Ethisch-moralische Grundsätze menschlichem Handeln zugrunde zu legen ist dabei ein guter Ansatz. Doch Ethik und Moral sind keine universellen Konstanten, sondern abhängig von Kultur und Gesellschaft, in der Menschen leben. Letztendlich bleiben „Weltethos“ und „Pflichtenkatalog“ westeuropäische Sichtweisen, die sich aus der konkreten europäischen Geschichte des 20. Jahrhunderts herleiten, wie Schmidt selbst erkannte. Auch wenn der Idee zugute gehalten werden kann, dass sie den Weltfrieden für alle anstrebt, bleibt sie ein Modell des europäischen Denkens. Angesichts der noch immer andauernden politischen und wirtschaftlichen Hegemonie des Westens gegenüber dem Globalen Süden, scheint aus heutiger Sicht weniger die Frage von Menschenpflichten als erneut die Aufforderung zur Einhaltung der Menschenrechte weltweit im Vordergrund zu stehen. 
Der Export des westlichen Demokratiemodells erweist sich auch im 21. Jahrhundert als Fehlschlag, begleitet von regionalen militärischen Konflikten weltweit.

Was also bleibt übrig vom schmidt‘schen „Weltethos“ und dem „Pflichtenkatalog“? Diese Frage lässt sich nicht konkret beantworten. Denn ob und auf welchem Weg die heute global vernetzte Menschheit zur weltweiten sozialen Gerechtigkeit und damit zur Befriedung findet, ist derzeit offen.

Für Helmut Schmidt, der gern aus der Bibel zitierte, mag 1. Johannes 2.6 gelten: „An ihren Taten sollt ihr sie erkennen“. Die von ihm eingeforderten „Menschenpflichten“ lassen sich auf ihn selbst bezogen durchaus prüfen.

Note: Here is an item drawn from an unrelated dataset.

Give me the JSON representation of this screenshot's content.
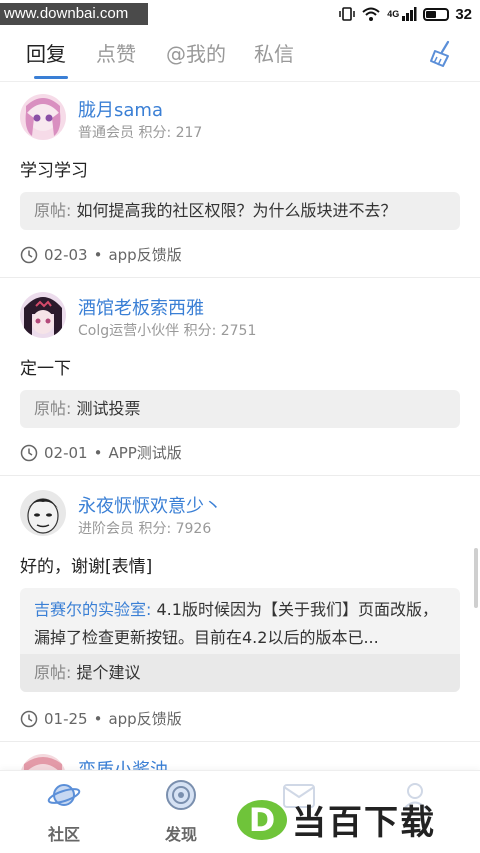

Werden seine Entscheidungen, die er in seiner Amtszeit als Bundeskanzler und Abgeordneter im Deutschen Bundestag getroffen hat, an seinen ethisch-moralischen Grundsätzen gemessen, wird sichtbar, dass er sein politisches Wirken als Pflichterfüllung gegenüber der Gesellschaft verstanden hat. Schmidts nach dem Zweiten Weltkrieg gewonnene Überzeugung, sein politisches Handeln in den Dienst des freiheitlichen und demokratischen Staates zu stellen, mag durchaus auch heute beispielgebend sein.